His not wrong though, and while there are definitely aspects of North American rail network to learn, you can't take your cake and eat it. Aside from being an end user in the "white goods/container cargo" category, I am far from a SME in that category of transport so I won't comment much. That being said, package delivery in China is far faster and cheaper than in the US lol
If I am going to assume, with China being a manufacturing power house vs US being a consuming power house, its different game sending trucks from factory floors to a rail interchange then to a port for export or other domestic destinations for consumption vs taking goods from a port, directly onto rail and then onto distribution centers for trucks to destinations for consumption. The Chinese model, the producers are already scattered all around with the consumers, most likely in shorter than 500km circles so the trucks are going to have way more advantage than trains where as in the US model, the goods are gonna be concentrated in places like LA then shipped across the country. This is shooting off the hips using my logic so I may be wrong.
In the bulks, that is something I dabble with in both countries so I will comment. The situation is far more complex than the guy makes it out to be and its not really the fault of the Chinese rail system. Things like coal, in the US or Australia, goes straight from the mine via rail to either the port for export or powerplants that have long term contracts. You don't have that in China. Most of the power plants and steel mill contracts are bid on the market, so you never know who your end user will be. It works for places like Inner Mongolia or Xinjiang to train the coal out, but places like Shanxi and Shaanxi where most of the mines are little ones it don't make much sense. Of course its nice to run the train through and car dumper and be done with it lol. If you want to go intermodal, how are you going to switch between the rail carts and trucks and vice versa without the infrastructure built? Who is going to pay the difference for the losses in transport, and change in quality? (keep in mind the sampling is done at the end point).

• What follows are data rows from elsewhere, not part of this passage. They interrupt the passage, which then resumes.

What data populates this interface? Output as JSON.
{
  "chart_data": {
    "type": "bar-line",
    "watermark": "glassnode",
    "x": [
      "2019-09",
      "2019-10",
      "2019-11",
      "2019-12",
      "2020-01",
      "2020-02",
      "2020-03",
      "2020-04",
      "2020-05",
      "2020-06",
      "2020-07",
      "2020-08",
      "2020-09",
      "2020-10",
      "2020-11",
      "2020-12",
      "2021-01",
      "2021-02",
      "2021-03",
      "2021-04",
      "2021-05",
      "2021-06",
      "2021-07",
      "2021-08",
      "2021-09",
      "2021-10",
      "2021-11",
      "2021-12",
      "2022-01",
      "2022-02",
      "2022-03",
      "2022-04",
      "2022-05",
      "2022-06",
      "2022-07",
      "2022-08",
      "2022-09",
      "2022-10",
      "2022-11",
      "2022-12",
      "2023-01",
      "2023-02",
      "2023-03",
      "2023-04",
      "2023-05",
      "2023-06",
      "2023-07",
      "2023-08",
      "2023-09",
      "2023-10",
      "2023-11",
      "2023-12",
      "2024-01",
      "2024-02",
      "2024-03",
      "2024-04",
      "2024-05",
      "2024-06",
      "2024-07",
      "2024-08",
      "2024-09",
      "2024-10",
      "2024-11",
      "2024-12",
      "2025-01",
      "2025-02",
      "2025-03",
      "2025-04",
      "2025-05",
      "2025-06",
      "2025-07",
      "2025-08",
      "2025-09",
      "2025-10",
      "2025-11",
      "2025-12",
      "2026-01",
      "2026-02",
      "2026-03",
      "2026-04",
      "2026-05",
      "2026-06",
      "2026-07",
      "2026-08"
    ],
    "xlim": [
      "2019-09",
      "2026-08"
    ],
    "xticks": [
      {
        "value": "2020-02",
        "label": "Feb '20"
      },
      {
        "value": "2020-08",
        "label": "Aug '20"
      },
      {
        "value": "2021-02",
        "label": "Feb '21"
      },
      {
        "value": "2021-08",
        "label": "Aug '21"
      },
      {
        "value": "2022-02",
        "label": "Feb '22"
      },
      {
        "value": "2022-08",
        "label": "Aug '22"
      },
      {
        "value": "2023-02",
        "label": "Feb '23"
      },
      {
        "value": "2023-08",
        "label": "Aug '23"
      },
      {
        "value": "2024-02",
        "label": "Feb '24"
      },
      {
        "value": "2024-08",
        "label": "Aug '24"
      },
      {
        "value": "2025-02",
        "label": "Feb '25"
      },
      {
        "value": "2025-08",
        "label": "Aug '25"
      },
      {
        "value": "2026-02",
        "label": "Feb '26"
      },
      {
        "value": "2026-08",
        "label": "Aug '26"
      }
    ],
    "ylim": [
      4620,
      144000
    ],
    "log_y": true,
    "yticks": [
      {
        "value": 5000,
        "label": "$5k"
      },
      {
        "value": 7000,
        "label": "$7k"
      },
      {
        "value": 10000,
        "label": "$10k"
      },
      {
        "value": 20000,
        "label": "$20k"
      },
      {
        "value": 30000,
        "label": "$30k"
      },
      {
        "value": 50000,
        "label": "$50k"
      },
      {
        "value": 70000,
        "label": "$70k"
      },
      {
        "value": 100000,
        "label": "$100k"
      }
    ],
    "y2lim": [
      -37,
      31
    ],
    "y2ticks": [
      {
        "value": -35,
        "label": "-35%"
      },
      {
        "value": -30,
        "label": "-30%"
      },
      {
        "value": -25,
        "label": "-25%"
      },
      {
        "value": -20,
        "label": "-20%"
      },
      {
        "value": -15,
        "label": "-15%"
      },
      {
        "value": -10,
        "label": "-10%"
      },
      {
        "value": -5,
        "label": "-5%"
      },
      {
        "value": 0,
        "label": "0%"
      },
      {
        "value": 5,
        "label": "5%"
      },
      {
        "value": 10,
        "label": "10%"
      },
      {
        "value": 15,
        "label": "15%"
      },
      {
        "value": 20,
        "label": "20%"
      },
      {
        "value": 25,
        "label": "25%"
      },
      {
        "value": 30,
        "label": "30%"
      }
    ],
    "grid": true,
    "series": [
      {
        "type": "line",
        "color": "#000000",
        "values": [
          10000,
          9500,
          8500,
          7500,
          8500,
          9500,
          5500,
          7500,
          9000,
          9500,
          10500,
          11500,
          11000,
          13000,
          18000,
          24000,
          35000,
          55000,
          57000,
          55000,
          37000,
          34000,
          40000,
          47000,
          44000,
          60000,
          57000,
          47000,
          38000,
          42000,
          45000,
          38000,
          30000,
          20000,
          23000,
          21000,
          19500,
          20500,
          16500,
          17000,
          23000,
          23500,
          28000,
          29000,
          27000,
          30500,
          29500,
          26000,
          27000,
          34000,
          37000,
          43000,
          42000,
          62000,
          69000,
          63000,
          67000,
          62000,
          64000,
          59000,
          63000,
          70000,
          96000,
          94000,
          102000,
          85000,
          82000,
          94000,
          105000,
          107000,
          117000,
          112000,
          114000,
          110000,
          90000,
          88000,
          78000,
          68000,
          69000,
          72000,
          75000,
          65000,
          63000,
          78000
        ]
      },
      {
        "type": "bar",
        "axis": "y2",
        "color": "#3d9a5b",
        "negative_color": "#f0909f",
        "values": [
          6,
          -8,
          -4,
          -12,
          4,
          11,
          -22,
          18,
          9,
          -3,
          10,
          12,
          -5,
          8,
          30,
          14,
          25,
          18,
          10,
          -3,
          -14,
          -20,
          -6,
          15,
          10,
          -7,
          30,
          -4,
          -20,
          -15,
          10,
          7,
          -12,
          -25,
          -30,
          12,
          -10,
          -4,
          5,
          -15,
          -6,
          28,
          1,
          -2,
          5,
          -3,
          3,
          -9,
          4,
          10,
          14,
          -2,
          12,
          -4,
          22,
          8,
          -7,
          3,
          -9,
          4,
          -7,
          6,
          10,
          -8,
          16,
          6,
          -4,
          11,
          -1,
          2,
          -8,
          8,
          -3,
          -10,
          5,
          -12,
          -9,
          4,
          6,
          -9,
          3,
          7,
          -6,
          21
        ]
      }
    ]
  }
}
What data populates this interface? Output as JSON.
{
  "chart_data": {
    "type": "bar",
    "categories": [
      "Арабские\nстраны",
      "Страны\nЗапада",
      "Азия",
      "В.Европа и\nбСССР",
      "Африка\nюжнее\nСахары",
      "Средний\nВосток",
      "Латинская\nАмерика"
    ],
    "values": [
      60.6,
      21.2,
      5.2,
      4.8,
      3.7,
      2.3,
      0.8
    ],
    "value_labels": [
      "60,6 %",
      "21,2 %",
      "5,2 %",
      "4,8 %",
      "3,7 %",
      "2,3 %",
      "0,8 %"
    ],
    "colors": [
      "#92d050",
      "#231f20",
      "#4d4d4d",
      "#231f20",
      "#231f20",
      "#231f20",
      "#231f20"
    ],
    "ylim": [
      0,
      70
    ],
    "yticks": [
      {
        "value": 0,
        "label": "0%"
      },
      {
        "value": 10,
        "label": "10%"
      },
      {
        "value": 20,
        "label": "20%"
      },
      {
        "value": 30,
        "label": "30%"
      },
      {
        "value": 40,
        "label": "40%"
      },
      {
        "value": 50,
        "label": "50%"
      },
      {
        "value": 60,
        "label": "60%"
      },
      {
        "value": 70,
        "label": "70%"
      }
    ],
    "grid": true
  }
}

Going from port to end user via train is great though, since the stockpile is there and we blend it there too, but its going to be low ton-km since its usually not that far from the end user.
Its also all very good making lots of profits, but that is easy if you don't sink in the funds to upgrade or adequately maintain the lines. Especially when you spend it on stock buy back instead lol. I've seen plenty of work for roads and highway upgrades, but not very many railway maintenance work. For context, I think the US rail maintenance market is around $7 or 8 billion a year. China spends 700 billion RMB a year, though that includes capital expenditures for new lines, of which there are few in the US. Kind of says the state of affairs of where the priority is lying lol, and why so many derailments across the country is expected. I am old school and I believe these infrastructures are the lifeblood of a country and should not be measured in profit like other industries.
End of the day, my view is, the hard rail infrastructure in China is way ahead of the US, let alone third world places like India. Electrifying most of the grid will minimize the dependence of imported diesel, and if EV trucks are a thing in the future, they would continue to compete with each other making a positive impact to the economy. There is plenty to improve upon especially in the service and marketing side based on the learnings from the US system, but those learnings also have to be adapted to the completely different economies that it is servicing.